Proposals by the Securities and Exchange Commission could crimp the growth of dark pools that aren't fully dark and that don't execute blocks.

The SEC last month proposed a revision to three existing rules to address problems it sees with dark pools. The main problem is that dark pools, which account for 7.2 percent of consolidated flow, represent a significant chunk of orders and trading. With that much electronic trading happening in the dark, the SEC said, more publicly available quote and trade information is necessary.

The SEC stressed that it does not want to see the emergence of two-tiered markets. So, it is drastically paring back the ability of dark pools to attract more flow from other dark pools and venues through the use of "actionable indications of interest." It is also requiring real-time post-trade reporting that identifies the dark pool where the execution occurred.

The Commission said that it "preliminarily" believes the "majority of information about orders in NMS stocks communicated by ATSs to selected market participants ... should participate in the public price discovery process." The SEC also said that post-trade data about which dark pools are executing orders should be available immediately to the public.

First, the SEC plans to change a rule in the 11-year-old Regulation ATS that requires dark pools to publish quotes that are selectively displayed to market participants. Instead of a dark pool triggering this obligation when it trades 5 percent of a stock on a monthly basis, a dark pool will be limited to less than 0.25 percent before the obligation kicks in.

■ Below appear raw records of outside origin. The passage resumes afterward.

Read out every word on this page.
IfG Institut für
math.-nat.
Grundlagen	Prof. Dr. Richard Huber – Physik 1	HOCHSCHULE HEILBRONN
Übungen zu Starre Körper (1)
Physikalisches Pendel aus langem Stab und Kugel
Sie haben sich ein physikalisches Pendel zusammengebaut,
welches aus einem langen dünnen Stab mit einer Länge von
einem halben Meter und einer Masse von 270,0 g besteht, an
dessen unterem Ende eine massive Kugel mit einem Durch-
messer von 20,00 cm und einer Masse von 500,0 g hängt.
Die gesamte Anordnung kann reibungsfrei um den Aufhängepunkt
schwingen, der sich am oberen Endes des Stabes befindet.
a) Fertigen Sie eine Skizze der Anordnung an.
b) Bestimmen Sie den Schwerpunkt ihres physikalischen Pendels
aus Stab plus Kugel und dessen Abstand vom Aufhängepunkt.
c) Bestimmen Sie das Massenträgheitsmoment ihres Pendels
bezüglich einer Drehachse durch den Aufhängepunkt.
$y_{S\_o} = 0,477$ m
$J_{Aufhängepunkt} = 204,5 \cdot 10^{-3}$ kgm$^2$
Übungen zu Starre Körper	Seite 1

"The proposed display threshold of 0.25 percent is designed to keep barriers to entry for new ATSs low so as to promote competition, while reducing the amount of important price information that is selectively displayed outside the public quote stream," the SEC said.

Second, the regulator plans to amend Rule 602, or the Quote Rule (formerly Rule 11Ac1-1), of Regulation NMS, to include "actionable IOIs." The SEC said these IOIs are quotes even if some of the information about symbol, side, price and size are implicit rather than explicit.

Taken together, these two rule changes would likely end the practice of dark pools communicating with one another. About a dozen of the 30 registered dark pools currently send IOIs, according to the SEC. The SEC equates this practice with flash orders, insofar as flash orders also give select market participants information about orders that the public cannot access.

Industry executives at the Security Traders Association's annual conference in October said broker-dealers might find ways to work around any new SEC proposals regarding what constitutes a quote. Some suggested that actionable IOIs improve the ability of institutions to find contra-side liquidity, lowering their total costs. In their view, pushing orders further into the dark by curtailing the use of IOIs could be counterproductive.

The SEC's third proposal requires immediate post-trade reporting for dark executions that identifies the pool in which the trades occurred. An exception would be allowed for trades valued at $200,000 or more. Those prints could be identified as over-the-counter trades, as they now are. This proposal is likely to have the biggest impact on trading in a range of dark pools, if enacted as planned.